AIMS. We study and discuss the time-dependent X-ray emission predicted by hydrodynamic modeling of the interaction of a SNR shock wave with an interstellar gas cloud. The scope includes: 1) to study the correspondence between modeled and X-ray emitting structures, 2) to explore two different physical regimes in which either thermal conduction or radiative cooling plays a dominant role, and 3) to investigate the effects of the physical processes at work on the emission of the shocked cloud in the two different regimes.
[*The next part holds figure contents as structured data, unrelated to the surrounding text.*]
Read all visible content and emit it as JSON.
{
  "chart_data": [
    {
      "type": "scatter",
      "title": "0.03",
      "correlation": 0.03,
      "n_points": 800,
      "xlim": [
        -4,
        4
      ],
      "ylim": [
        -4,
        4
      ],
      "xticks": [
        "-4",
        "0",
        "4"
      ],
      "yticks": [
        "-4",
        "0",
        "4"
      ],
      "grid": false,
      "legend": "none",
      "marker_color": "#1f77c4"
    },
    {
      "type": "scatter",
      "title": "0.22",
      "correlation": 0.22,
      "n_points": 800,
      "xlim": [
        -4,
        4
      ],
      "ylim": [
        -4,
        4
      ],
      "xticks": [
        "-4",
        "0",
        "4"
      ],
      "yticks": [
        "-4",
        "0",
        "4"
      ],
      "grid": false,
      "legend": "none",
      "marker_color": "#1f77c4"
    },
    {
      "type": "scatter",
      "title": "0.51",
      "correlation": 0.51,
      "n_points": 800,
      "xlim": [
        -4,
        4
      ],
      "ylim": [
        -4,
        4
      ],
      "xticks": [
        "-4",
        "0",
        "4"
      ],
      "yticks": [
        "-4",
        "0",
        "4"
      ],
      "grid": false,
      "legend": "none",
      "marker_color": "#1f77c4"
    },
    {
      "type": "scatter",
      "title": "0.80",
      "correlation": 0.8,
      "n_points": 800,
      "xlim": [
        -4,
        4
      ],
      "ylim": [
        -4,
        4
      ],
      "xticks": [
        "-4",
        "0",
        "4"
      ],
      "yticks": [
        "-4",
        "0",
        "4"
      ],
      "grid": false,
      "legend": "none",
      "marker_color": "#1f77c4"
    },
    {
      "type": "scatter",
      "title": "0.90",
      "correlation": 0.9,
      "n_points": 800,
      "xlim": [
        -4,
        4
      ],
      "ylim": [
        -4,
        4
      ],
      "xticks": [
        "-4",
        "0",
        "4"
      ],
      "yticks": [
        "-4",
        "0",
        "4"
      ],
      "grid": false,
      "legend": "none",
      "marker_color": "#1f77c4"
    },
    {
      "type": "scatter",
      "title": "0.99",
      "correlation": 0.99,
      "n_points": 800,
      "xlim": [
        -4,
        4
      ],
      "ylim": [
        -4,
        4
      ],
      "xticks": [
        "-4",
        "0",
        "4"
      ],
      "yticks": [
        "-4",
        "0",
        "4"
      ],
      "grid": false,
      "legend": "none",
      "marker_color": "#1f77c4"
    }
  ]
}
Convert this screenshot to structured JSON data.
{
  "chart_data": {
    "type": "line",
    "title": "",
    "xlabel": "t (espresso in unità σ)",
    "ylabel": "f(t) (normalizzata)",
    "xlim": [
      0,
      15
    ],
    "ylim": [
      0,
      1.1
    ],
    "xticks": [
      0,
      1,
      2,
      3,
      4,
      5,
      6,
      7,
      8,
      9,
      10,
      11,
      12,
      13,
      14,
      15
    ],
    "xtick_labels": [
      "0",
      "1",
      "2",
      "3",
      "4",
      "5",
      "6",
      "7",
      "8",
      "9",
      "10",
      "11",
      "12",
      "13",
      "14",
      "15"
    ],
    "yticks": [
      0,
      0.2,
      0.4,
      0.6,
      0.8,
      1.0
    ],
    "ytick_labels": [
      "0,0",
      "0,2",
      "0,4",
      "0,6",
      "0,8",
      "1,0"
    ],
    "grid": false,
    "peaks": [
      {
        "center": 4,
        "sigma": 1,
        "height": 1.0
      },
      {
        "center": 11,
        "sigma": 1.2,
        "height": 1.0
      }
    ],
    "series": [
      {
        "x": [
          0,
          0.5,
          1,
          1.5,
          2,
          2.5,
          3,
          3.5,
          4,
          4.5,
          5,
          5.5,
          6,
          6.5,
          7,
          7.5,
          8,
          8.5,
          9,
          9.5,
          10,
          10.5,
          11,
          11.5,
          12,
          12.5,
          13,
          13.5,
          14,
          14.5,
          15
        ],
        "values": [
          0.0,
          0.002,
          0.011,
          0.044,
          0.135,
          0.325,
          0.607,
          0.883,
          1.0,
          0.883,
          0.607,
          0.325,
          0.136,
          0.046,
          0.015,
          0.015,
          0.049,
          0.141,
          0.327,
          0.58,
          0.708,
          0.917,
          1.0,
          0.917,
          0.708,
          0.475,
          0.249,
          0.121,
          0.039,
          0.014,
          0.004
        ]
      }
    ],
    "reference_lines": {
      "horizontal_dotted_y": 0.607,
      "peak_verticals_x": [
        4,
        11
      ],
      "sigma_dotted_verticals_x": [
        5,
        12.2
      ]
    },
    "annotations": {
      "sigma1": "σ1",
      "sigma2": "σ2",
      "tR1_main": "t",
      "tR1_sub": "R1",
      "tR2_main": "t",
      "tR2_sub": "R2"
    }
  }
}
METHODS. We use a detailed hydrodynamic model, including thermal conduction and radiation, and explore two cases characterized by different Mach numbers of the primary shock: M = 30 in which the cloud dynamics is dominated by radiative cooling and M = 50 dominated by thermal conduction. From the simulations, we synthesize the expected X-ray emission, using available spectral codes. RESULTS. The morphology of the X-ray emitting structures is significantly different from that of the flow structures originating from the shock-cloud interaction. The hydrodynamic instabilities are never clearly visible in the X-ray band. Shocked clouds are preferentially visible during the early phases of their evolution. Thermal conduction and radiative cooling lead to two different phases of the shocked cloud: a cold cooling dominated core emitting at low energies and a hot thermally conducting corona emitting in the X-ray band. The thermal conduction makes the X-ray image of the cloud smaller, more diffuse, and shorter-lived than that observed when thermal conduction is neglected.